By JORDAN SNYDER
Last week, while sitting in a classroom before class started, the girl sitting next me was looking through a newspaper. In a monotone voice, she commented, “Oh there has been another shooting.”
A few classmates looked up at her, and one of them asked where.
The girl replied “LAX,” already flipping the page and moving onto another story. Everyone else went back to their own conversations.
This is just one example of how, as a society, we have become immune to gun violence. Connie E., a crisis and trauma counselor said, “The world has become very jaded to the ‘final effects’ of a bullet, as we are de-sensitized daily by fictional television, video games….and war.”
Gun violence is so intertwined in our daily lives that unless the violence directly affects us, we as a society just seem to brush it off.

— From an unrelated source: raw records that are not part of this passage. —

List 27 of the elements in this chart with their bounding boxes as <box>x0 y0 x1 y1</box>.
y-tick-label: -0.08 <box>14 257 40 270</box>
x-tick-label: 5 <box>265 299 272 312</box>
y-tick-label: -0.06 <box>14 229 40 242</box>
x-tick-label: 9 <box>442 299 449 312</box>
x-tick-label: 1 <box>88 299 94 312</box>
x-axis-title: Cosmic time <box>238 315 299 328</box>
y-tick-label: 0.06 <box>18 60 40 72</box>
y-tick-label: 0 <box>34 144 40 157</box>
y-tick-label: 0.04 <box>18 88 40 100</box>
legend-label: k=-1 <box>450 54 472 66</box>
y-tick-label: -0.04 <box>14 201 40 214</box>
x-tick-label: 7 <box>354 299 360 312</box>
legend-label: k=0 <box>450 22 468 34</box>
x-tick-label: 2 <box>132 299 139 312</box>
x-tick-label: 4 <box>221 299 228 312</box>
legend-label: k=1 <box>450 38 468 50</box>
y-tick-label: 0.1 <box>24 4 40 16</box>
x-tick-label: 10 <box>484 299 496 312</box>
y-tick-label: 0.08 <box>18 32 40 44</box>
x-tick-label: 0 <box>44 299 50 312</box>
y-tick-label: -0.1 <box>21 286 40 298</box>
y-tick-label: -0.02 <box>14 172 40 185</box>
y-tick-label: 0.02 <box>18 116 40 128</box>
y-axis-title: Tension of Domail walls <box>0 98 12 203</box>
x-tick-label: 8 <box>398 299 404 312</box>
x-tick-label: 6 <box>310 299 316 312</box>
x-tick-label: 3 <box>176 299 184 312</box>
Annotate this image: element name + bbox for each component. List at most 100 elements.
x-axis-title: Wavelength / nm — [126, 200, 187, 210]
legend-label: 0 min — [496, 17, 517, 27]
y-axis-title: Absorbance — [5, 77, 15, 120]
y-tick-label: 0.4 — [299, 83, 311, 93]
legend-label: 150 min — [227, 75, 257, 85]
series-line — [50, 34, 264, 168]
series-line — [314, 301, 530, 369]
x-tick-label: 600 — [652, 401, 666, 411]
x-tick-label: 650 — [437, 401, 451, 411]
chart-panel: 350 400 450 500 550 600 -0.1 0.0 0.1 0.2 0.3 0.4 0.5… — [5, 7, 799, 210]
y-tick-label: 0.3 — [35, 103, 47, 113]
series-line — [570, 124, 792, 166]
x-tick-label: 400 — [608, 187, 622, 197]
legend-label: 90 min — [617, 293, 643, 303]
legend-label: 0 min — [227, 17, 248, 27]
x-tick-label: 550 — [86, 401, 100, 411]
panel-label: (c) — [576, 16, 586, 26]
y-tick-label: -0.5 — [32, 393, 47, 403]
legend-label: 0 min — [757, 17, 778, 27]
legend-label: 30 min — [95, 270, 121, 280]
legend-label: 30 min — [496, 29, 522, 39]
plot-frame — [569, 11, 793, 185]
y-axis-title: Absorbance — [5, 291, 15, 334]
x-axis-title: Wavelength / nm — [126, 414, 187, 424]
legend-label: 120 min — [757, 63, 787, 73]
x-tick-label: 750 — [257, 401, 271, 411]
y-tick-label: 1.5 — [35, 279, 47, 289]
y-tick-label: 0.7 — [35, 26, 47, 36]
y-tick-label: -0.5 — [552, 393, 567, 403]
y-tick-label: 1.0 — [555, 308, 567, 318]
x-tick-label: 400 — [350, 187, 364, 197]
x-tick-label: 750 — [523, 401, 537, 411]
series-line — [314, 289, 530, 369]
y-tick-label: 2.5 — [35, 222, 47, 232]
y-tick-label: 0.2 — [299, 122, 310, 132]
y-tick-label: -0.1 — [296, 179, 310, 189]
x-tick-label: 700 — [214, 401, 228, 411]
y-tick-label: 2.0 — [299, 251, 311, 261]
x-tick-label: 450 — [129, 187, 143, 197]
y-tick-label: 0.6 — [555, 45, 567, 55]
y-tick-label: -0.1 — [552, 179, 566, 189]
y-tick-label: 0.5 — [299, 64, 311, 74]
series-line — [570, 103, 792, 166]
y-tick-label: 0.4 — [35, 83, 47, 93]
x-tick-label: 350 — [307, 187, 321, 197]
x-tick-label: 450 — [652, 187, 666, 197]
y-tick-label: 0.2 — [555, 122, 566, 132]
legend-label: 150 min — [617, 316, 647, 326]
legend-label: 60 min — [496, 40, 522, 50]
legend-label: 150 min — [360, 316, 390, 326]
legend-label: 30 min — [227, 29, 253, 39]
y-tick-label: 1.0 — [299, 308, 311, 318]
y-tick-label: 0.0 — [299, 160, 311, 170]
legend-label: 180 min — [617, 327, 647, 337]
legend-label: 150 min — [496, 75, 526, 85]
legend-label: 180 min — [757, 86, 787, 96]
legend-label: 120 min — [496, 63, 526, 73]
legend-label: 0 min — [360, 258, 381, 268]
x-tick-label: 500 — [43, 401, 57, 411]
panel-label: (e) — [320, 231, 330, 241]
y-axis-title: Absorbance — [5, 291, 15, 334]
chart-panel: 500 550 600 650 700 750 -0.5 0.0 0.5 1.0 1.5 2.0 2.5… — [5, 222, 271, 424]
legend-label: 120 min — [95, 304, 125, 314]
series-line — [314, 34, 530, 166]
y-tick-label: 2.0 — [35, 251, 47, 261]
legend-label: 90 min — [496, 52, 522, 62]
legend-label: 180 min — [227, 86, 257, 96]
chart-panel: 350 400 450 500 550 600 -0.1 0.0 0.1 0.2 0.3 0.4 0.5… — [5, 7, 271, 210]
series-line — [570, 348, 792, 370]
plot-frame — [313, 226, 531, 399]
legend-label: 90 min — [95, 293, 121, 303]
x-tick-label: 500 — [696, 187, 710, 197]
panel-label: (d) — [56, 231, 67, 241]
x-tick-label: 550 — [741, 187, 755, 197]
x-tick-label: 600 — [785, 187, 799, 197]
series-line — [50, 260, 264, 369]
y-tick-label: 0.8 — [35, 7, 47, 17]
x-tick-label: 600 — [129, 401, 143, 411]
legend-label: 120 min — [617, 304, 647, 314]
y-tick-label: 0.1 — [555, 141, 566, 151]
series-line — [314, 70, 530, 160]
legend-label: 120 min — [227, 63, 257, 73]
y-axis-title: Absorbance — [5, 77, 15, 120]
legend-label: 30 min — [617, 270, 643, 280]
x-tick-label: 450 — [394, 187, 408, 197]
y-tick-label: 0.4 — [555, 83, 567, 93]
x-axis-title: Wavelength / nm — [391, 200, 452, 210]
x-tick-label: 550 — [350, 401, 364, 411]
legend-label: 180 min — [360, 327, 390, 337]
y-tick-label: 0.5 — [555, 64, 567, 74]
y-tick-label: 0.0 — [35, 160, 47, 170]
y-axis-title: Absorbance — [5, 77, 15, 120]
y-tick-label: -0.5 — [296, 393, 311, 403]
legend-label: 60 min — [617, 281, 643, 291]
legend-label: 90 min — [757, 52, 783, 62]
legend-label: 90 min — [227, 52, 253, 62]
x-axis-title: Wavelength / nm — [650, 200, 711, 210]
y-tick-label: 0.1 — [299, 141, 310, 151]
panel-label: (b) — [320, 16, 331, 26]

Is this really the type of society that we want to live amongst?
I for one do not want to live in a world where someone can go about shooting innocent people while the rest of America barely bats an eye.
Jon Finnegon, a dean at the University of Minnesota School of Public Health, writes in a report, “As of March 15, more than 2,600 people have died of gunshot wounds since the Sandy Hook Elementary School massacre on December 14, 2012.”

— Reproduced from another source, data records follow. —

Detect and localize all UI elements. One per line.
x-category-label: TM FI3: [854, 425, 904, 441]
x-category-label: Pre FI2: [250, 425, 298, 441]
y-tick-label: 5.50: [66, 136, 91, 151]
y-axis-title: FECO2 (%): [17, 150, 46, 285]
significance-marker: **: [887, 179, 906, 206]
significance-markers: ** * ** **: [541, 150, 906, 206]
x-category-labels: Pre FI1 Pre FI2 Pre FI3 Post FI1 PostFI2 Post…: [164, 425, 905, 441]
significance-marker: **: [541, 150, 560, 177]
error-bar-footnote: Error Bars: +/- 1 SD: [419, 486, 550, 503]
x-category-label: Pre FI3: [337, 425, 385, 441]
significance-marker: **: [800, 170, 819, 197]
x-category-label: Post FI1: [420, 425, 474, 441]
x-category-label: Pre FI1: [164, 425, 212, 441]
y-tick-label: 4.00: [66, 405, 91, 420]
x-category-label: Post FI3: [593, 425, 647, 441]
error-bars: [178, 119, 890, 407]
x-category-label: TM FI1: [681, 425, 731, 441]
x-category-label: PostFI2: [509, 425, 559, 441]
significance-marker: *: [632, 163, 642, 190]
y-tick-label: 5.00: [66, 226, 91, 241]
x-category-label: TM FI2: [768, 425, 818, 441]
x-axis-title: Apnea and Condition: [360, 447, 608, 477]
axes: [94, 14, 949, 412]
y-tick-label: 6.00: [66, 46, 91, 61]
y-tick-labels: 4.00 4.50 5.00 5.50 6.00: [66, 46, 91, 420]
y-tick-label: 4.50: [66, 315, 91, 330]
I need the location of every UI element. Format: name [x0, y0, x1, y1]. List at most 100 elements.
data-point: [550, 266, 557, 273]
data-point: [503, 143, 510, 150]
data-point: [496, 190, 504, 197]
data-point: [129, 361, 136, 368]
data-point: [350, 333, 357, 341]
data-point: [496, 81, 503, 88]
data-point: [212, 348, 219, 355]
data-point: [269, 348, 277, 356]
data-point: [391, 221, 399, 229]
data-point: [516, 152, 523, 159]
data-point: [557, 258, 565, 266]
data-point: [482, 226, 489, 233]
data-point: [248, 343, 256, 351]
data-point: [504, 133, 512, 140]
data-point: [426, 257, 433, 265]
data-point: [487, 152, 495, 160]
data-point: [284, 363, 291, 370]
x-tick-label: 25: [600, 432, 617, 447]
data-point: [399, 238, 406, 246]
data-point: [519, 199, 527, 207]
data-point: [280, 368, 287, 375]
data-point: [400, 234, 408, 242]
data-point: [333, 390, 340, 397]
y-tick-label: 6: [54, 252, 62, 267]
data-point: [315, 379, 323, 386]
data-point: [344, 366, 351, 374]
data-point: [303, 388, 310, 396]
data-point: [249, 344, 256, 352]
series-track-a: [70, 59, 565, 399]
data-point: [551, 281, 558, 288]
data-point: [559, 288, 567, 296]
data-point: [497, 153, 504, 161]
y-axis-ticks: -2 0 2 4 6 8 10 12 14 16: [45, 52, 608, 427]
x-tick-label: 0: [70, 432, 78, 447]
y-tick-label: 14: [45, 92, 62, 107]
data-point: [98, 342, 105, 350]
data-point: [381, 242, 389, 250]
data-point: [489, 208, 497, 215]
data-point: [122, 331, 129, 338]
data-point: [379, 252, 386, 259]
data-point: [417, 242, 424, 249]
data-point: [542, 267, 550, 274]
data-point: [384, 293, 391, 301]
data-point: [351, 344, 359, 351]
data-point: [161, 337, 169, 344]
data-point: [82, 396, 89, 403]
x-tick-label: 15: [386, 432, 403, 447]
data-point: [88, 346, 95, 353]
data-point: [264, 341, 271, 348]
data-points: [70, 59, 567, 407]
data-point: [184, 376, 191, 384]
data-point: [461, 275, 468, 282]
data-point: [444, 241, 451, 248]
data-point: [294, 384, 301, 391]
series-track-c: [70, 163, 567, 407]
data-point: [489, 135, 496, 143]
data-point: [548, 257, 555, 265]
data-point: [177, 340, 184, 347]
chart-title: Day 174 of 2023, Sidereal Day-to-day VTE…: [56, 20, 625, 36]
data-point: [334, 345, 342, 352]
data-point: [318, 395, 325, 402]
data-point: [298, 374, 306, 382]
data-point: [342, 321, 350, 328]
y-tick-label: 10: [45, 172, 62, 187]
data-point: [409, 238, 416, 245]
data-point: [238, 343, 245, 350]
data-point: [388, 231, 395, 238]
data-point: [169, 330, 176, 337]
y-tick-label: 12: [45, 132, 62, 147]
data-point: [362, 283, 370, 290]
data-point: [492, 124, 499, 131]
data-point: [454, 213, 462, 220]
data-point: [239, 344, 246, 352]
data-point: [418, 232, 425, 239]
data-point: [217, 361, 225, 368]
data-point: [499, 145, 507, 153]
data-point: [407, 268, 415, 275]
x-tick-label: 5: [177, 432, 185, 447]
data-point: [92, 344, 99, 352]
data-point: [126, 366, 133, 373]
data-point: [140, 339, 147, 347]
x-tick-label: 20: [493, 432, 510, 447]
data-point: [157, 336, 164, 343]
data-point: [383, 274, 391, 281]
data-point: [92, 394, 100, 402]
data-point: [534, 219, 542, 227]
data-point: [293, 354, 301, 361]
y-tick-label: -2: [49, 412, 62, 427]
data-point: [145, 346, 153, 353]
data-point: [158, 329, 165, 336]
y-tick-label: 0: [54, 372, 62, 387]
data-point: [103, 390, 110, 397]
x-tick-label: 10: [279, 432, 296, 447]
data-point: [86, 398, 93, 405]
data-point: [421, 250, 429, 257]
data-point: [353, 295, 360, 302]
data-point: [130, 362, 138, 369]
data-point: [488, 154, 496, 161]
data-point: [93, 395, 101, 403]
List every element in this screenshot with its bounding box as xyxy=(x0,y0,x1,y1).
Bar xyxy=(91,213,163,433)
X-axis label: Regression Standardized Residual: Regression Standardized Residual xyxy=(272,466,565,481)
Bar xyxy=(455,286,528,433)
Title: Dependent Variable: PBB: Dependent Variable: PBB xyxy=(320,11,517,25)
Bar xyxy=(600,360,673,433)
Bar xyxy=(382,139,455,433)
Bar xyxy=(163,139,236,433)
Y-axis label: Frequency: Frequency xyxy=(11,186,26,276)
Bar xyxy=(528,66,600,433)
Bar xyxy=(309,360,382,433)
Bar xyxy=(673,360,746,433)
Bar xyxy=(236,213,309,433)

That is over 800 deaths a month, many of which no one outside of the victim’s family gave any thought to.
This is not to say that our country does not pull together in a tragedy; we saw just that last December in the wake of the Sandy Hook shooting.

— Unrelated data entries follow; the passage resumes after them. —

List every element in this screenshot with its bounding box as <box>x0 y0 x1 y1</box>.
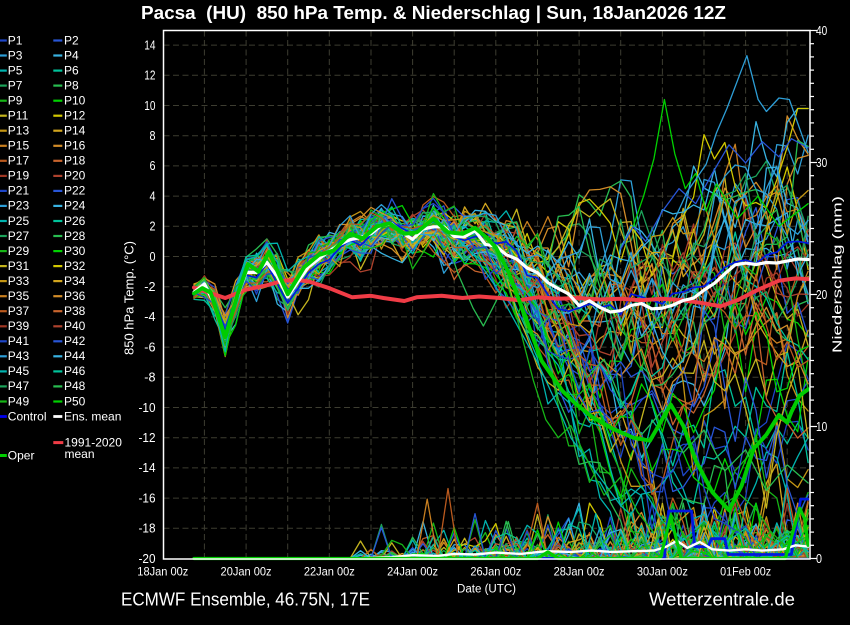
svg-text:P1: P1 <box>8 33 23 47</box>
svg-text:P4: P4 <box>64 48 79 62</box>
svg-text:-14: -14 <box>139 461 156 475</box>
svg-text:P6: P6 <box>64 63 79 77</box>
svg-text:P43: P43 <box>8 349 30 363</box>
svg-text:P38: P38 <box>64 304 86 318</box>
svg-text:P37: P37 <box>8 304 30 318</box>
svg-text:Control: Control <box>8 409 47 423</box>
svg-text:P29: P29 <box>8 244 30 258</box>
svg-text:22Jan 00z: 22Jan 00z <box>304 565 355 579</box>
svg-text:P39: P39 <box>8 319 30 333</box>
svg-text:P46: P46 <box>64 364 86 378</box>
svg-text:-18: -18 <box>139 522 156 536</box>
svg-text:P22: P22 <box>64 184 86 198</box>
svg-text:P16: P16 <box>64 139 86 153</box>
svg-text:14: 14 <box>144 38 155 52</box>
svg-text:P14: P14 <box>64 124 86 138</box>
svg-text:P12: P12 <box>64 109 86 123</box>
svg-text:P10: P10 <box>64 94 86 108</box>
svg-text:P36: P36 <box>64 289 86 303</box>
svg-text:P21: P21 <box>8 184 30 198</box>
svg-text:P28: P28 <box>64 229 86 243</box>
svg-text:40: 40 <box>816 24 827 38</box>
svg-text:P34: P34 <box>64 274 86 288</box>
svg-text:-16: -16 <box>139 491 156 505</box>
svg-text:P3: P3 <box>8 48 23 62</box>
svg-text:P41: P41 <box>8 334 30 348</box>
svg-text:P23: P23 <box>8 199 30 213</box>
svg-text:18Jan 00z: 18Jan 00z <box>137 565 188 579</box>
svg-text:-8: -8 <box>144 371 155 385</box>
svg-text:P48: P48 <box>64 379 86 393</box>
svg-text:P40: P40 <box>64 319 86 333</box>
svg-text:P42: P42 <box>64 334 86 348</box>
svg-text:-20: -20 <box>139 552 156 566</box>
svg-text:ECMWF Ensemble, 46.75N, 17E: ECMWF Ensemble, 46.75N, 17E <box>121 589 370 610</box>
svg-text:P25: P25 <box>8 214 30 228</box>
svg-text:01Feb 00z: 01Feb 00z <box>720 565 771 579</box>
svg-text:P2: P2 <box>64 33 79 47</box>
svg-text:P9: P9 <box>8 94 23 108</box>
svg-text:P44: P44 <box>64 349 86 363</box>
svg-text:8: 8 <box>150 129 156 143</box>
svg-text:P35: P35 <box>8 289 30 303</box>
svg-text:0: 0 <box>150 250 156 264</box>
svg-text:10: 10 <box>144 99 155 113</box>
svg-text:24Jan 00z: 24Jan 00z <box>387 565 438 579</box>
svg-text:P49: P49 <box>8 394 30 408</box>
svg-text:-2: -2 <box>144 280 155 294</box>
svg-text:P32: P32 <box>64 259 86 273</box>
svg-text:P8: P8 <box>64 78 79 92</box>
svg-text:26Jan 00z: 26Jan 00z <box>470 565 521 579</box>
svg-text:Oper: Oper <box>8 448 35 462</box>
svg-text:P27: P27 <box>8 229 30 243</box>
svg-text:Date (UTC): Date (UTC) <box>457 584 516 596</box>
svg-text:-12: -12 <box>139 431 156 445</box>
svg-text:20Jan 00z: 20Jan 00z <box>221 565 272 579</box>
svg-text:-6: -6 <box>144 340 155 354</box>
svg-text:-4: -4 <box>144 310 155 324</box>
svg-text:P24: P24 <box>64 199 86 213</box>
svg-text:Wetterzentrale.de: Wetterzentrale.de <box>649 589 795 610</box>
svg-text:P33: P33 <box>8 274 30 288</box>
svg-text:mean: mean <box>65 447 95 461</box>
svg-text:Pacsa (HU) 850 hPa Temp. & N: Pacsa (HU) 850 hPa Temp. & Niederschlag … <box>141 2 726 23</box>
svg-text:12: 12 <box>144 69 155 83</box>
svg-text:P13: P13 <box>8 124 30 138</box>
svg-text:Niederschlag (mm): Niederschlag (mm) <box>831 196 845 353</box>
svg-text:P18: P18 <box>64 154 86 168</box>
svg-text:0: 0 <box>816 552 822 566</box>
svg-text:P17: P17 <box>8 154 30 168</box>
svg-text:P19: P19 <box>8 169 30 183</box>
svg-text:P26: P26 <box>64 214 86 228</box>
svg-text:1991-2020: 1991-2020 <box>65 435 123 449</box>
svg-text:2: 2 <box>150 220 156 234</box>
svg-text:P45: P45 <box>8 364 30 378</box>
svg-text:P5: P5 <box>8 63 23 77</box>
svg-text:P15: P15 <box>8 139 30 153</box>
svg-text:P20: P20 <box>64 169 86 183</box>
svg-text:P47: P47 <box>8 379 30 393</box>
svg-text:P30: P30 <box>64 244 86 258</box>
svg-text:6: 6 <box>150 159 156 173</box>
svg-text:28Jan 00z: 28Jan 00z <box>554 565 605 579</box>
svg-text:30: 30 <box>816 156 827 170</box>
svg-text:P7: P7 <box>8 78 23 92</box>
svg-text:P50: P50 <box>64 394 86 408</box>
svg-text:850 hPa Temp. (°C): 850 hPa Temp. (°C) <box>123 241 137 355</box>
svg-text:-10: -10 <box>139 401 156 415</box>
svg-text:10: 10 <box>816 420 827 434</box>
svg-text:4: 4 <box>150 189 156 203</box>
svg-text:P11: P11 <box>8 109 29 123</box>
svg-text:30Jan 00z: 30Jan 00z <box>637 565 688 579</box>
svg-text:P31: P31 <box>8 259 30 273</box>
svg-text:20: 20 <box>816 288 827 302</box>
svg-text:Ens. mean: Ens. mean <box>64 409 121 423</box>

People from all over the country mourned the loss of those children, but now, less than a year later, that shooting is a distant, forgotten memory to most.
“How immune are we becoming to these senseless mass shootings?” asked Eddie Weingart, founder of Project End Gun Violence at a vigil in September following the recent Navy Yard shooting.
Weingart’s question needs to be addressed. What are we as a country going to do about the way we perceive gun violence?
“Mass shootings are becoming almost as American as apple pie and baseball,” Weingart said to the crowd, “and that’s appalling.” This statement may be exaggerated, but it does hold some truth. In the last few years America witnessed mass shooting in movie theaters, malls, public schools, universities and military bases.
Are we going to continue down this trend to the point where mass shootings will not even be headline news but just another story mixed in with the 10 o’clock news?
I hope we are not heading down that path, and, if we are, we need to turn back now. We need to stop glorifying gun violence in our everyday lives and start seeing it for the horrible tragedy that it is.
There is no clear cut way on how to solve this, but many argue that we need to increase gun control laws or stop allowing children to play violent video games or watch violent movies.
However, neither of those alone will change how society views things.
As a country, we should make a societal shift. It is not going to happen overnight, in the next week or even the next year.
It will take time, but if we begin now to make a conscious effort to change, it can happen.
If we stop making gunmen famous and start focusing on the victims, a change can be made.